其中,硬件计算模块用于进行一些专用数据处理,即硬件计算模块用于进行例如针对图像、音频等数据的一些“专用的”的处理(如基于神经网络的机器学习)。硬件计算模块与通用的处理器(如CPU)相比,最大特点是基于各种逻辑电路(如与门、或门、非门等等)实现,而不像CPU那样具有一定的指令集(如x86指令集、ARM指令集)以执行指令的方式来完成数据处理。典型的硬件计算模块可以基于FPGA、ASIC等实现。
CPU通常有自己专用的指令集,用于通过执行指令的方式来执行除硬件计算模块执行的专用数据处理外的其他数据处理(当然,理论上也不限定使用CPU来执行硬件计算模块所执行的专利数据处理,但受限于CPU硬件架构,效率比较低)。
DDR内存又称为DDR SDRAM,即DDR同步动态随机存储器(Synchronous Dynamic Random Access Memory,SDRAM)。如图2所示,卷积计算芯片240包括输入缓存242、计算引擎244和输出控制模块246。CPU 210通过AXI总线230控制计算启动,卷积计算芯片240通过AXI总线230从DDR内存220获取需要处理的数据(如针对图像处理器时, 获取图像数据以及和训练参数),然后将数据送至计算引擎244,计算引擎244根据输入的数据内容计算并将计算结果写回DDR内存220,并通知CPU 210计算完成。
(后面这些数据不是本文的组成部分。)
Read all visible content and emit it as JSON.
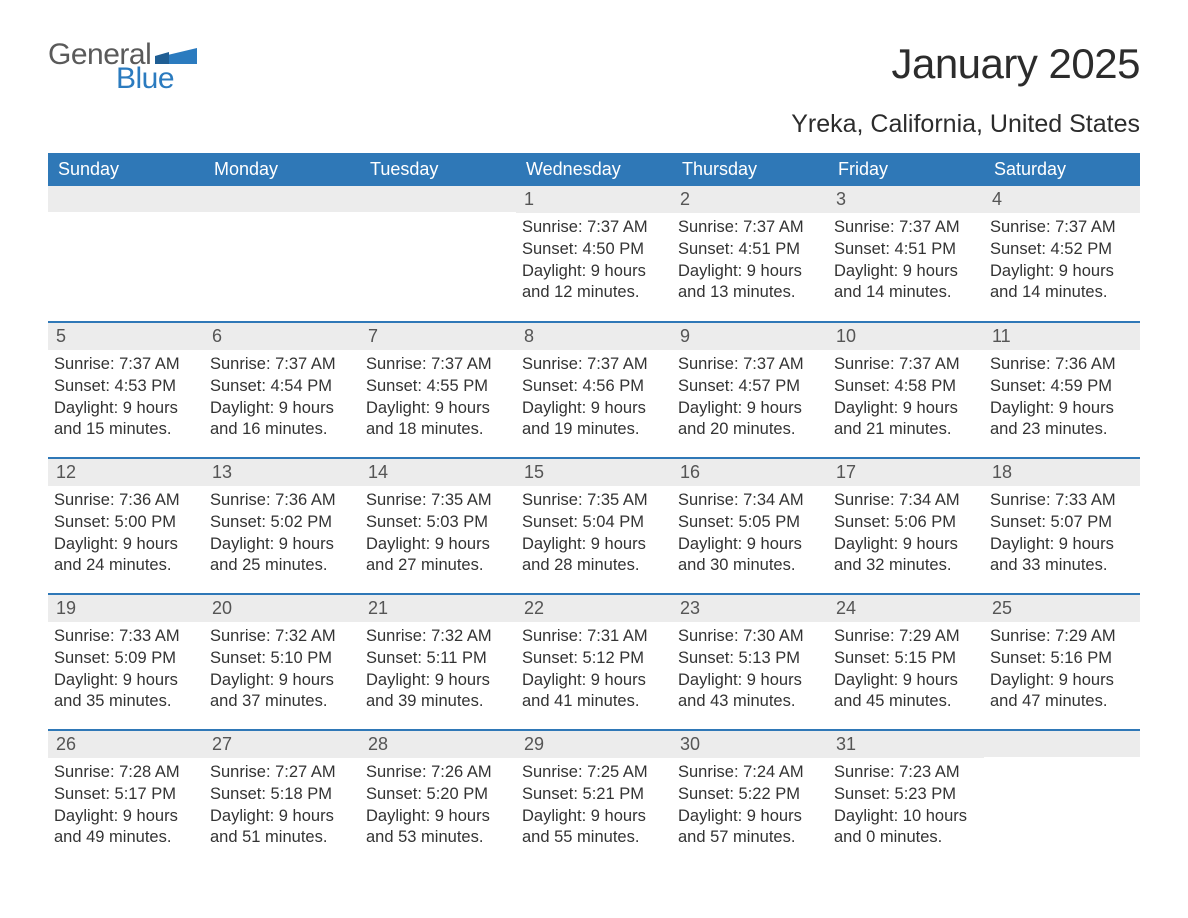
{
  "logo": {
    "text1": "General",
    "text2": "Blue",
    "accent_color": "#2b7bbf",
    "text_color": "#5a5a5a"
  },
  "title": "January 2025",
  "location": "Yreka, California, United States",
  "colors": {
    "header_bg": "#2f78b7",
    "header_text": "#ffffff",
    "daynum_bg": "#ececec",
    "daynum_text": "#555555",
    "body_text": "#333333",
    "rule": "#2f78b7",
    "background": "#ffffff"
  },
  "fonts": {
    "title_size": 42,
    "location_size": 25,
    "header_size": 18,
    "body_size": 16.5
  },
  "weekdays": [
    "Sunday",
    "Monday",
    "Tuesday",
    "Wednesday",
    "Thursday",
    "Friday",
    "Saturday"
  ],
  "weeks": [
    [
      {
        "num": "",
        "sunrise": "",
        "sunset": "",
        "daylight1": "",
        "daylight2": ""
      },
      {
        "num": "",
        "sunrise": "",
        "sunset": "",
        "daylight1": "",
        "daylight2": ""
      },
      {
        "num": "",
        "sunrise": "",
        "sunset": "",
        "daylight1": "",
        "daylight2": ""
      },
      {
        "num": "1",
        "sunrise": "Sunrise: 7:37 AM",
        "sunset": "Sunset: 4:50 PM",
        "daylight1": "Daylight: 9 hours",
        "daylight2": "and 12 minutes."
      },
      {
        "num": "2",
        "sunrise": "Sunrise: 7:37 AM",
        "sunset": "Sunset: 4:51 PM",
        "daylight1": "Daylight: 9 hours",
        "daylight2": "and 13 minutes."
      },
      {
        "num": "3",
        "sunrise": "Sunrise: 7:37 AM",
        "sunset": "Sunset: 4:51 PM",
        "daylight1": "Daylight: 9 hours",
        "daylight2": "and 14 minutes."
      },
      {
        "num": "4",
        "sunrise": "Sunrise: 7:37 AM",
        "sunset": "Sunset: 4:52 PM",
        "daylight1": "Daylight: 9 hours",
        "daylight2": "and 14 minutes."
      }
    ],
    [
      {
        "num": "5",
        "sunrise": "Sunrise: 7:37 AM",
        "sunset": "Sunset: 4:53 PM",
        "daylight1": "Daylight: 9 hours",
        "daylight2": "and 15 minutes."
      },
      {
        "num": "6",
        "sunrise": "Sunrise: 7:37 AM",
        "sunset": "Sunset: 4:54 PM",
        "daylight1": "Daylight: 9 hours",
        "daylight2": "and 16 minutes."
      },
      {
        "num": "7",
        "sunrise": "Sunrise: 7:37 AM",
        "sunset": "Sunset: 4:55 PM",
        "daylight1": "Daylight: 9 hours",
        "daylight2": "and 18 minutes."
      },
      {
        "num": "8",
        "sunrise": "Sunrise: 7:37 AM",
        "sunset": "Sunset: 4:56 PM",
        "daylight1": "Daylight: 9 hours",
        "daylight2": "and 19 minutes."
      },
      {
        "num": "9",
        "sunrise": "Sunrise: 7:37 AM",
        "sunset": "Sunset: 4:57 PM",
        "daylight1": "Daylight: 9 hours",
        "daylight2": "and 20 minutes."
      },
      {
        "num": "10",
        "sunrise": "Sunrise: 7:37 AM",
        "sunset": "Sunset: 4:58 PM",
        "daylight1": "Daylight: 9 hours",
        "daylight2": "and 21 minutes."
      },
      {
        "num": "11",
        "sunrise": "Sunrise: 7:36 AM",
        "sunset": "Sunset: 4:59 PM",
        "daylight1": "Daylight: 9 hours",
        "daylight2": "and 23 minutes."
      }
    ],
    [
      {
        "num": "12",
        "sunrise": "Sunrise: 7:36 AM",
        "sunset": "Sunset: 5:00 PM",
        "daylight1": "Daylight: 9 hours",
        "daylight2": "and 24 minutes."
      },
      {
        "num": "13",
        "sunrise": "Sunrise: 7:36 AM",
        "sunset": "Sunset: 5:02 PM",
        "daylight1": "Daylight: 9 hours",
        "daylight2": "and 25 minutes."
      },
      {
        "num": "14",
        "sunrise": "Sunrise: 7:35 AM",
        "sunset": "Sunset: 5:03 PM",
        "daylight1": "Daylight: 9 hours",
        "daylight2": "and 27 minutes."
      },
      {
        "num": "15",
        "sunrise": "Sunrise: 7:35 AM",
        "sunset": "Sunset: 5:04 PM",
        "daylight1": "Daylight: 9 hours",
        "daylight2": "and 28 minutes."
      },
      {
        "num": "16",
        "sunrise": "Sunrise: 7:34 AM",
        "sunset": "Sunset: 5:05 PM",
        "daylight1": "Daylight: 9 hours",
        "daylight2": "and 30 minutes."
      },
      {
        "num": "17",
        "sunrise": "Sunrise: 7:34 AM",
        "sunset": "Sunset: 5:06 PM",
        "daylight1": "Daylight: 9 hours",
        "daylight2": "and 32 minutes."
      },
      {
        "num": "18",
        "sunrise": "Sunrise: 7:33 AM",
        "sunset": "Sunset: 5:07 PM",
        "daylight1": "Daylight: 9 hours",
        "daylight2": "and 33 minutes."
      }
    ],
    [
      {
        "num": "19",
        "sunrise": "Sunrise: 7:33 AM",
        "sunset": "Sunset: 5:09 PM",
        "daylight1": "Daylight: 9 hours",
        "daylight2": "and 35 minutes."
      },
      {
        "num": "20",
        "sunrise": "Sunrise: 7:32 AM",
        "sunset": "Sunset: 5:10 PM",
        "daylight1": "Daylight: 9 hours",
        "daylight2": "and 37 minutes."
      },
      {
        "num": "21",
        "sunrise": "Sunrise: 7:32 AM",
        "sunset": "Sunset: 5:11 PM",
        "daylight1": "Daylight: 9 hours",
        "daylight2": "and 39 minutes."
      },
      {
        "num": "22",
        "sunrise": "Sunrise: 7:31 AM",
        "sunset": "Sunset: 5:12 PM",
        "daylight1": "Daylight: 9 hours",
        "daylight2": "and 41 minutes."
      },
      {
        "num": "23",
        "sunrise": "Sunrise: 7:30 AM",
        "sunset": "Sunset: 5:13 PM",
        "daylight1": "Daylight: 9 hours",
        "daylight2": "and 43 minutes."
      },
      {
        "num": "24",
        "sunrise": "Sunrise: 7:29 AM",
        "sunset": "Sunset: 5:15 PM",
        "daylight1": "Daylight: 9 hours",
        "daylight2": "and 45 minutes."
      },
      {
        "num": "25",
        "sunrise": "Sunrise: 7:29 AM",
        "sunset": "Sunset: 5:16 PM",
        "daylight1": "Daylight: 9 hours",
        "daylight2": "and 47 minutes."
      }
    ],
    [
      {
        "num": "26",
        "sunrise": "Sunrise: 7:28 AM",
        "sunset": "Sunset: 5:17 PM",
        "daylight1": "Daylight: 9 hours",
        "daylight2": "and 49 minutes."
      },
      {
        "num": "27",
        "sunrise": "Sunrise: 7:27 AM",
        "sunset": "Sunset: 5:18 PM",
        "daylight1": "Daylight: 9 hours",
        "daylight2": "and 51 minutes."
      },
      {
        "num": "28",
        "sunrise": "Sunrise: 7:26 AM",
        "sunset": "Sunset: 5:20 PM",
        "daylight1": "Daylight: 9 hours",
        "daylight2": "and 53 minutes."
      },
      {
        "num": "29",
        "sunrise": "Sunrise: 7:25 AM",
        "sunset": "Sunset: 5:21 PM",
        "daylight1": "Daylight: 9 hours",
        "daylight2": "and 55 minutes."
      },
      {
        "num": "30",
        "sunrise": "Sunrise: 7:24 AM",
        "sunset": "Sunset: 5:22 PM",
        "daylight1": "Daylight: 9 hours",
        "daylight2": "and 57 minutes."
      },
      {
        "num": "31",
        "sunrise": "Sunrise: 7:23 AM",
        "sunset": "Sunset: 5:23 PM",
        "daylight1": "Daylight: 10 hours",
        "daylight2": "and 0 minutes."
      },
      {
        "num": "",
        "sunrise": "",
        "sunset": "",
        "daylight1": "",
        "daylight2": ""
      }
    ]
  ]
}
本申请实施例的改进在于计算引擎244(可以以IP core的形式存在,另外,IP core也可以包括更多的电路,例如,包括输入缓存242等)。图3示出了计算引擎的结构的示意性框图。如图3所示,计算引擎244包括直接内存存取(Direct Memory Access,DMA)控制单元、数据缓存、参数缓存、多个处理元件(Processing Element,PE)(形成PE阵列)、输出缓存和对数转换电路。数据缓存和参数缓存可以认为是输入缓存,用于缓存图像数据和训练参数,图像数据和训练参数可以认为是数据。
其中,PE可视为用于实现特定功能的电路,例如,本申请中,PE可以包括乘法硬件电路,可进行基于乘法的各种运算(比如乘法、或者乘加运算);乘法硬件电路(PE)中包括线性转换电路(也叫做线性转换单元,图3中用线性转换单元表示)。PE阵列(即乘法硬件电路)的构成是现有技术,例如,可以像图3所示的方式进行构成,此时,阵列中第一级的PE(第一列以及第一行)为后续的PE传递数据,也可以让每个PE都连接输入缓存(参数缓存及数据缓存)。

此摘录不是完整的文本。